Tu voudrais être partout. Partout, sauf ici. Ici où il y a beaucoup trop de bruit. Ce brouhaha indigeste te pénètre déjà par tous les pores. Des cris. Des insultes. Des menaces. Des hurlements sourds. Et surtout. Surtout. Des silences trop lourds. Et trop criards, aussi.
Petit déjà, tu ne supportais pas les conflits. Aujourd’hui, un peu moins petit, la même scène se déroule inlassablement sous tes yeux. Sans que tu ne puisses jamais en modifier le moindre fragment. À ceci près que ce ne sont plus tes parents qui hurlent, s’empoignent, se cognent dans le grand couloir. Non. C’est vous. Toi et ta femme. Dans l’étroit cagibi. Te voilà planqué sous l’étagère peuplée de boîtes de conserve en tous genres, alors qu’à la porte, de son regard révolver s’échappe une détonation sourde. Pan. Pan ?!

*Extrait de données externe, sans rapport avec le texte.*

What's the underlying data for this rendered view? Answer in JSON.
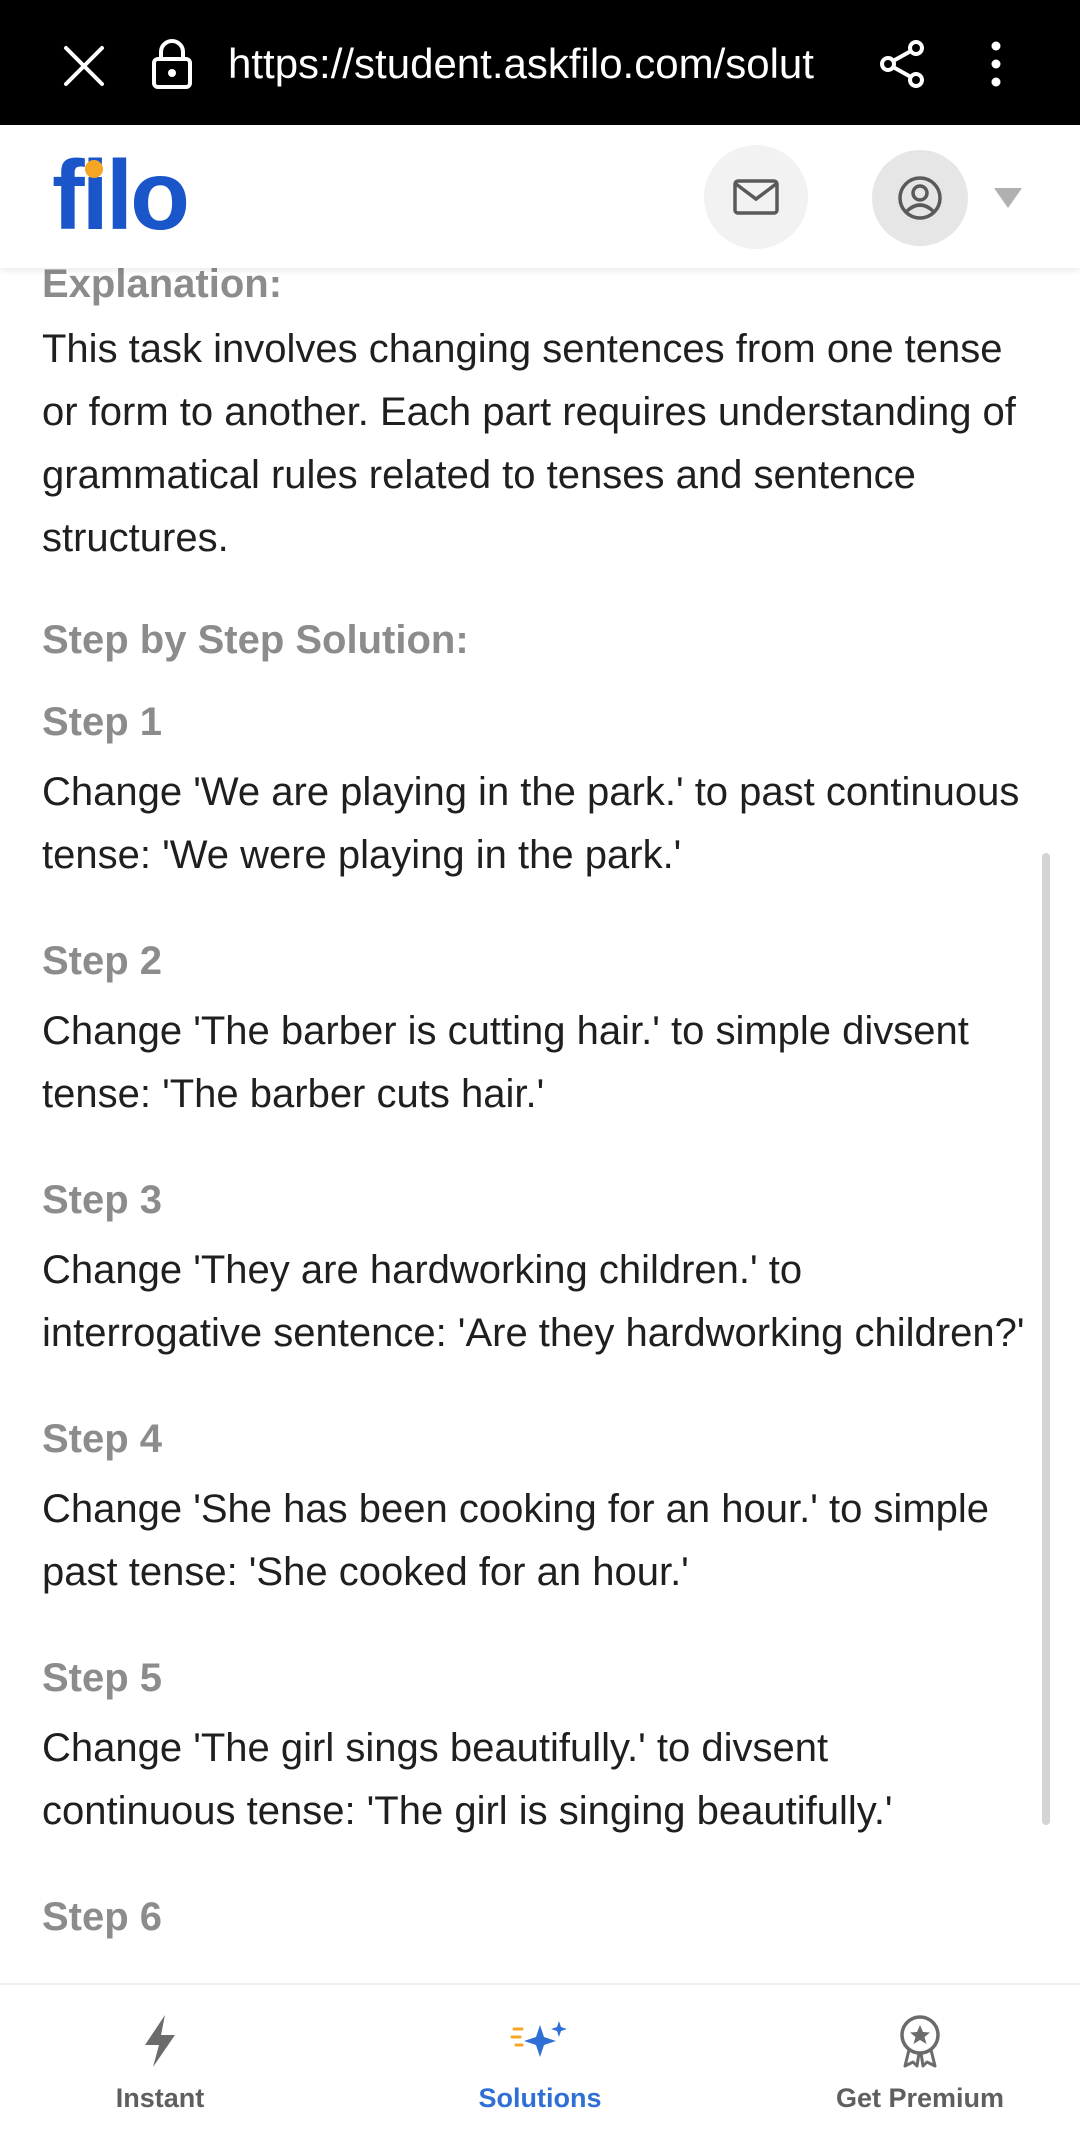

Et tu la distingues, de ton bunker, gesticuler en tous sens. Taper partout. Contre la porte. Contre le mur. Contre le vent. Et tu perçois, au loin, l’écho de bribes de tentatives de communication belliqueuse. Partir. Fatigue. Douleur. Connard, aussi. Qui s’époumone. Se tait. Puis reprend, de plus belle, son chant piquant. Ne réponds pas, surtout !
Non. Tu ne répondras pas. Peut-être même n’es-tu déjà plus là. Si tu as un jour été là, d’ailleurs. Spectateur de ces scènes obscènes. S’ils savaient. Ceux-là qui se succèdent sur ces mêmes planches. Ceux-là qui se succèdent dans le temps. Comme tu aimerais déjà leur jeter les tomates qui pourrissent dans tes poches depuis trop longtemps. Comme tu aimerais les huer, du haut de ton siège en papier mâché. Comme tu aimerais n’avoir jamais été là. Comme tu n’as jamais été là, en réalité. Réalité et rêves se confondent soudain.
Et déjà, tu n’es plus là. Non. Absorbé par un ciel trop lourd et quelques conserves oubliées, tu t’engendres
nuage, haricot, pluie, maïs, soleil, champignon, tonnerre, épinard, giboulée, petit pois, et cætera. Et déjà, la réalité s’enfuit. Oui. Et sur ceux. Sur celle. Qui crient. Qui crient. Qui s’époumonent dans le grand couloir, l’étroit cagibi. Le ciel grogne. Et l’étagère s’affole. Une ondée. Un ouragan. Un tremblement de terre. Et le monde, pour tous, s’arrêtera un instant quand ils te distingueront, impuissants, sourdre de ce ciel trop lourd, de toutes ces boîtes de conserve entassées sur l’étagère du cagibi.